PCB Manufacturing Difficulty
Fabricating the 12-layer PCB for this processing core board is a high-end manufacturing challenge. The board uses a low-loss laminate (comparable to Megtron 4 or Isola I-Speed) with a Dk of 3.6–3.8 at 10 GHz to support the multi-gigabit transceiver (MGT) lanes operating at up to 16.3 Gbps. The MPSoC BGA breakout requires laser-drilled microvias on the outer layers and mechanical buried vias for deeper layer transitions — a 2+N+2 HDI structure. The 16 DDR4 chips demand a fly-by topology with address/command routing controlled to 40 Ω impedance and data groups at 50 Ω single-ended, all verified on impedance coupons.
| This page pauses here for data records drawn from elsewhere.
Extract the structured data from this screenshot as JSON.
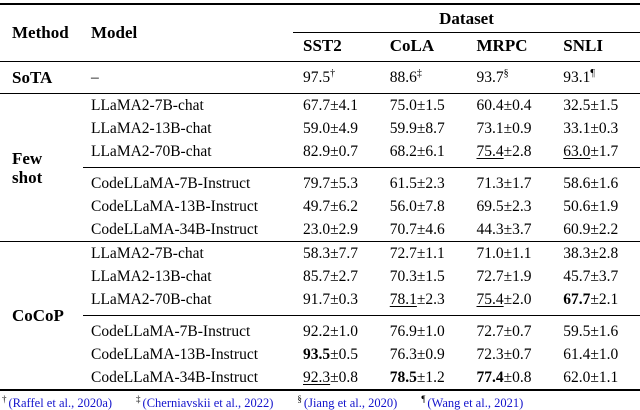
{
  "colors": {
    "citation": "#1414cc",
    "text": "#000000",
    "rule": "#000000",
    "background": "#ffffff"
  },
  "table": {
    "header": {
      "method": "Method",
      "model": "Model",
      "dataset_group": "Dataset",
      "datasets": [
        "SST2",
        "CoLA",
        "MRPC",
        "SNLI"
      ]
    },
    "sota": {
      "method": "SoTA",
      "model": "–",
      "cells": [
        {
          "val": "97.5",
          "sup": "†"
        },
        {
          "val": "88.6",
          "sup": "‡"
        },
        {
          "val": "93.7",
          "sup": "§"
        },
        {
          "val": "93.1",
          "sup": "¶"
        }
      ]
    },
    "fewshot": {
      "label_lines": [
        "Few",
        "shot"
      ],
      "rows": [
        {
          "model": "LLaMA2-7B-chat",
          "c": [
            {
              "val": "67.7",
              "pm": "±4.1"
            },
            {
              "val": "75.0",
              "pm": "±1.5"
            },
            {
              "val": "60.4",
              "pm": "±0.4"
            },
            {
              "val": "32.5",
              "pm": "±1.5"
            }
          ]
        },
        {
          "model": "LLaMA2-13B-chat",
          "c": [
            {
              "val": "59.0",
              "pm": "±4.9"
            },
            {
              "val": "59.9",
              "pm": "±8.7"
            },
            {
              "val": "73.1",
              "pm": "±0.9"
            },
            {
              "val": "33.1",
              "pm": "±0.3"
            }
          ]
        },
        {
          "model": "LLaMA2-70B-chat",
          "c": [
            {
              "val": "82.9",
              "pm": "±0.7"
            },
            {
              "val": "68.2",
              "pm": "±6.1"
            },
            {
              "val": "75.4",
              "pm": "±2.8",
              "emph": "underline"
            },
            {
              "val": "63.0",
              "pm": "±1.7",
              "emph": "underline"
            }
          ]
        },
        {
          "model": "CodeLLaMA-7B-Instruct",
          "c": [
            {
              "val": "79.7",
              "pm": "±5.3"
            },
            {
              "val": "61.5",
              "pm": "±2.3"
            },
            {
              "val": "71.3",
              "pm": "±1.7"
            },
            {
              "val": "58.6",
              "pm": "±1.6"
            }
          ]
        },
        {
          "model": "CodeLLaMA-13B-Instruct",
          "c": [
            {
              "val": "49.7",
              "pm": "±6.2"
            },
            {
              "val": "56.0",
              "pm": "±7.8"
            },
            {
              "val": "69.5",
              "pm": "±2.3"
            },
            {
              "val": "50.6",
              "pm": "±1.9"
            }
          ]
        },
        {
          "model": "CodeLLaMA-34B-Instruct",
          "c": [
            {
              "val": "23.0",
              "pm": "±2.9"
            },
            {
              "val": "70.7",
              "pm": "±4.6"
            },
            {
              "val": "44.3",
              "pm": "±3.7"
            },
            {
              "val": "60.9",
              "pm": "±2.2"
            }
          ]
        }
      ]
    },
    "cocop": {
      "label_lines": [
        "CoCoP"
      ],
      "rows": [
        {
          "model": "LLaMA2-7B-chat",
          "c": [
            {
              "val": "58.3",
              "pm": "±7.7"
            },
            {
              "val": "72.7",
              "pm": "±1.1"
            },
            {
              "val": "71.0",
              "pm": "±1.1"
            },
            {
              "val": "38.3",
              "pm": "±2.8"
            }
          ]
        },
        {
          "model": "LLaMA2-13B-chat",
          "c": [
            {
              "val": "85.7",
              "pm": "±2.7"
            },
            {
              "val": "70.3",
              "pm": "±1.5"
            },
            {
              "val": "72.7",
              "pm": "±1.9"
            },
            {
              "val": "45.7",
              "pm": "±3.7"
            }
          ]
        },
        {
          "model": "LLaMA2-70B-chat",
          "c": [
            {
              "val": "91.7",
              "pm": "±0.3"
            },
            {
              "val": "78.1",
              "pm": "±2.3",
              "emph": "underline"
            },
            {
              "val": "75.4",
              "pm": "±2.0",
              "emph": "underline"
            },
            {
              "val": "67.7",
              "pm": "±2.1",
              "emph": "bold"
            }
          ]
        },
        {
          "model": "CodeLLaMA-7B-Instruct",
          "c": [
            {
              "val": "92.2",
              "pm": "±1.0"
            },
            {
              "val": "76.9",
              "pm": "±1.0"
            },
            {
              "val": "72.7",
              "pm": "±0.7"
            },
            {
              "val": "59.5",
              "pm": "±1.6"
            }
          ]
        },
        {
          "model": "CodeLLaMA-13B-Instruct",
          "c": [
            {
              "val": "93.5",
              "pm": "±0.5",
              "emph": "bold"
            },
            {
              "val": "76.3",
              "pm": "±0.9"
            },
            {
              "val": "72.3",
              "pm": "±0.7"
            },
            {
              "val": "61.4",
              "pm": "±1.0"
            }
          ]
        },
        {
          "model": "CodeLLaMA-34B-Instruct",
          "c": [
            {
              "val": "92.3",
              "pm": "±0.8",
              "emph": "underline"
            },
            {
              "val": "78.5",
              "pm": "±1.2",
              "emph": "bold"
            },
            {
              "val": "77.4",
              "pm": "±0.8",
              "emph": "bold"
            },
            {
              "val": "62.0",
              "pm": "±1.1"
            }
          ]
        }
      ]
    }
  },
  "footnotes": [
    {
      "sym": "†",
      "cite": "(Raffel et al., 2020a)"
    },
    {
      "sym": "‡",
      "cite": "(Cherniavskii et al., 2022)"
    },
    {
      "sym": "§",
      "cite": "(Jiang et al., 2020)"
    },
    {
      "sym": "¶",
      "cite": "(Wang et al., 2021)"
    }
  ]
}
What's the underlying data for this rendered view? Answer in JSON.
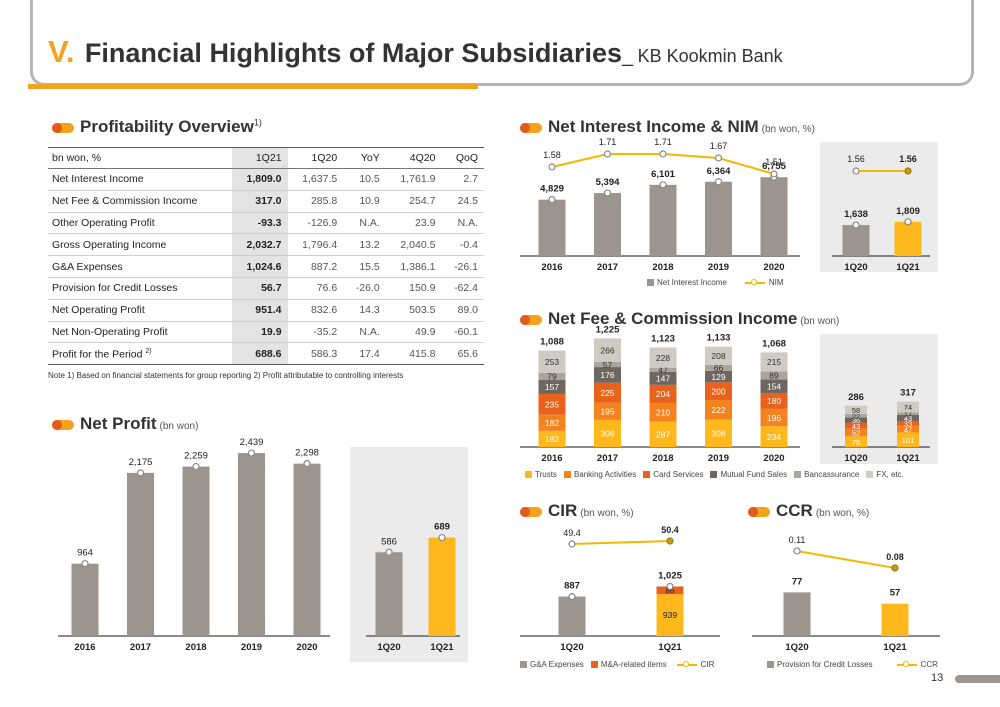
{
  "header": {
    "number": "V.",
    "title": "Financial Highlights of Major Subsidiaries",
    "separator": "_",
    "subtitle": "KB Kookmin Bank"
  },
  "colors": {
    "accent": "#f4a11d",
    "accent_dark": "#e25a1c",
    "bar_gray": "#9b958d",
    "bar_yellow": "#ffb81c",
    "panel_bg": "#ebebeb"
  },
  "profitability": {
    "title": "Profitability Overview",
    "footnote_mark": "1)",
    "columns": [
      "bn won, %",
      "1Q21",
      "1Q20",
      "YoY",
      "4Q20",
      "QoQ"
    ],
    "rows": [
      [
        "Net Interest Income",
        "1,809.0",
        "1,637.5",
        "10.5",
        "1,761.9",
        "2.7"
      ],
      [
        "Net Fee & Commission Income",
        "317.0",
        "285.8",
        "10.9",
        "254.7",
        "24.5"
      ],
      [
        "Other Operating Profit",
        "-93.3",
        "-126.9",
        "N.A.",
        "23.9",
        "N.A."
      ],
      [
        "Gross Operating Income",
        "2,032.7",
        "1,796.4",
        "13.2",
        "2,040.5",
        "-0.4"
      ],
      [
        "G&A Expenses",
        "1,024.6",
        "887.2",
        "15.5",
        "1,386.1",
        "-26.1"
      ],
      [
        "Provision for Credit Losses",
        "56.7",
        "76.6",
        "-26.0",
        "150.9",
        "-62.4"
      ],
      [
        "Net Operating Profit",
        "951.4",
        "832.6",
        "14.3",
        "503.5",
        "89.0"
      ],
      [
        "Net Non-Operating Profit",
        "19.9",
        "-35.2",
        "N.A.",
        "49.9",
        "-60.1"
      ],
      [
        "Profit for the Period",
        "688.6",
        "586.3",
        "17.4",
        "415.8",
        "65.6"
      ]
    ],
    "row9_mark": "2)",
    "note": "Note 1) Based on financial statements for group reporting   2) Profit attributable to controlling interests"
  },
  "net_profit": {
    "title": "Net Profit",
    "unit": "(bn won)"
  },
  "nii": {
    "title": "Net Interest Income & NIM",
    "unit": "(bn won, %)",
    "legend_bar": "Net Interest Income",
    "legend_line": "NIM"
  },
  "fee": {
    "title": "Net Fee & Commission Income",
    "unit": "(bn won)",
    "legend": [
      "Trusts",
      "Banking Activities",
      "Card Services",
      "Mutual Fund Sales",
      "Bancassurance",
      "FX, etc."
    ]
  },
  "cir": {
    "title": "CIR",
    "unit": "(bn won, %)",
    "legend": [
      "G&A Expenses",
      "M&A-related items",
      "CIR"
    ]
  },
  "ccr": {
    "title": "CCR",
    "unit": "(bn won, %)",
    "legend": [
      "Provision for Credit Losses",
      "CCR"
    ]
  },
  "page_number": "13",
  "chart_data": [
    {
      "id": "net_profit_annual",
      "type": "bar",
      "categories": [
        "2016",
        "2017",
        "2018",
        "2019",
        "2020"
      ],
      "values": [
        964,
        2175,
        2259,
        2439,
        2298
      ],
      "labels": [
        "964",
        "2,175",
        "2,259",
        "2,439",
        "2,298"
      ],
      "ylim": [
        0,
        2800
      ]
    },
    {
      "id": "net_profit_quarterly",
      "type": "bar",
      "categories": [
        "1Q20",
        "1Q21"
      ],
      "values": [
        586,
        689
      ],
      "labels": [
        "586",
        "689"
      ],
      "ylim": [
        0,
        1400
      ]
    },
    {
      "id": "nii_annual",
      "type": "bar",
      "categories": [
        "2016",
        "2017",
        "2018",
        "2019",
        "2020"
      ],
      "series": [
        {
          "name": "Net Interest Income",
          "values": [
            4829,
            5394,
            6101,
            6364,
            6755
          ],
          "labels": [
            "4,829",
            "5,394",
            "6,101",
            "6,364",
            "6,755"
          ]
        },
        {
          "name": "NIM",
          "type": "line",
          "values": [
            1.58,
            1.71,
            1.71,
            1.67,
            1.51
          ],
          "labels": [
            "1.58",
            "1.71",
            "1.71",
            "1.67",
            "1.51"
          ]
        }
      ],
      "ylim": [
        0,
        12000
      ],
      "y2lim": [
        1.0,
        1.8
      ]
    },
    {
      "id": "nii_quarterly",
      "type": "bar",
      "categories": [
        "1Q20",
        "1Q21"
      ],
      "series": [
        {
          "name": "Net Interest Income",
          "values": [
            1638,
            1809
          ],
          "labels": [
            "1,638",
            "1,809"
          ]
        },
        {
          "name": "NIM",
          "type": "line",
          "values": [
            1.56,
            1.56
          ],
          "labels": [
            "1.56",
            "1.56"
          ]
        }
      ],
      "ylim": [
        0,
        3600
      ]
    },
    {
      "id": "fee_annual",
      "type": "stacked-bar",
      "categories": [
        "2016",
        "2017",
        "2018",
        "2019",
        "2020"
      ],
      "series": [
        {
          "name": "Trusts",
          "values": [
            182,
            306,
            287,
            308,
            234
          ]
        },
        {
          "name": "Banking Activities",
          "values": [
            182,
            195,
            210,
            222,
            196
          ]
        },
        {
          "name": "Card Services",
          "values": [
            235,
            225,
            204,
            200,
            180
          ]
        },
        {
          "name": "Mutual Fund Sales",
          "values": [
            157,
            176,
            147,
            129,
            154
          ]
        },
        {
          "name": "Bancassurance",
          "values": [
            79,
            57,
            47,
            66,
            89
          ]
        },
        {
          "name": "FX, etc.",
          "values": [
            253,
            266,
            228,
            208,
            215
          ]
        }
      ],
      "totals": [
        "1,088",
        "1,225",
        "1,123",
        "1,133",
        "1,068"
      ],
      "ylim": [
        0,
        1300
      ]
    },
    {
      "id": "fee_quarterly",
      "type": "stacked-bar",
      "categories": [
        "1Q20",
        "1Q21"
      ],
      "series": [
        {
          "name": "Trusts",
          "values": [
            75,
            101
          ]
        },
        {
          "name": "Banking Activities",
          "values": [
            52,
            47
          ]
        },
        {
          "name": "Card Services",
          "values": [
            43,
            33
          ]
        },
        {
          "name": "Mutual Fund Sales",
          "values": [
            36,
            43
          ]
        },
        {
          "name": "Bancassurance",
          "values": [
            22,
            17
          ]
        },
        {
          "name": "FX, etc.",
          "values": [
            58,
            74
          ]
        }
      ],
      "totals": [
        "286",
        "317"
      ],
      "ylim": [
        0,
        650
      ]
    },
    {
      "id": "cir",
      "type": "stacked-bar",
      "categories": [
        "1Q20",
        "1Q21"
      ],
      "series": [
        {
          "name": "G&A Expenses",
          "values": [
            887,
            939
          ]
        },
        {
          "name": "M&A-related items",
          "values": [
            0,
            86
          ],
          "labels": [
            "",
            "86"
          ]
        },
        {
          "name": "CIR",
          "type": "line",
          "values": [
            49.4,
            50.4
          ],
          "labels": [
            "49.4",
            "50.4"
          ]
        }
      ],
      "totals": [
        "887",
        "1,025"
      ],
      "ylim": [
        0,
        1500
      ]
    },
    {
      "id": "ccr",
      "type": "bar",
      "categories": [
        "1Q20",
        "1Q21"
      ],
      "series": [
        {
          "name": "Provision for Credit Losses",
          "values": [
            77,
            57
          ],
          "labels": [
            "77",
            "57"
          ]
        },
        {
          "name": "CCR",
          "type": "line",
          "values": [
            0.11,
            0.08
          ],
          "labels": [
            "0.11",
            "0.08"
          ]
        }
      ],
      "ylim": [
        0,
        120
      ]
    }
  ]
}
Back-drilling is applied to all via stubs on the high-speed SerDes lanes connecting the MPSoC to the board edge, with stub length controlled to under 8 mils. The inner power planes use 1 oz copper for the core voltage rails, while signal layers use 0.5 oz copper. The finished board thickness is 2.0 mm to provide rigidity for the large BGA packages. Every panel undergoes 100% AOI and flying-probe continuity testing before shipment to assembly.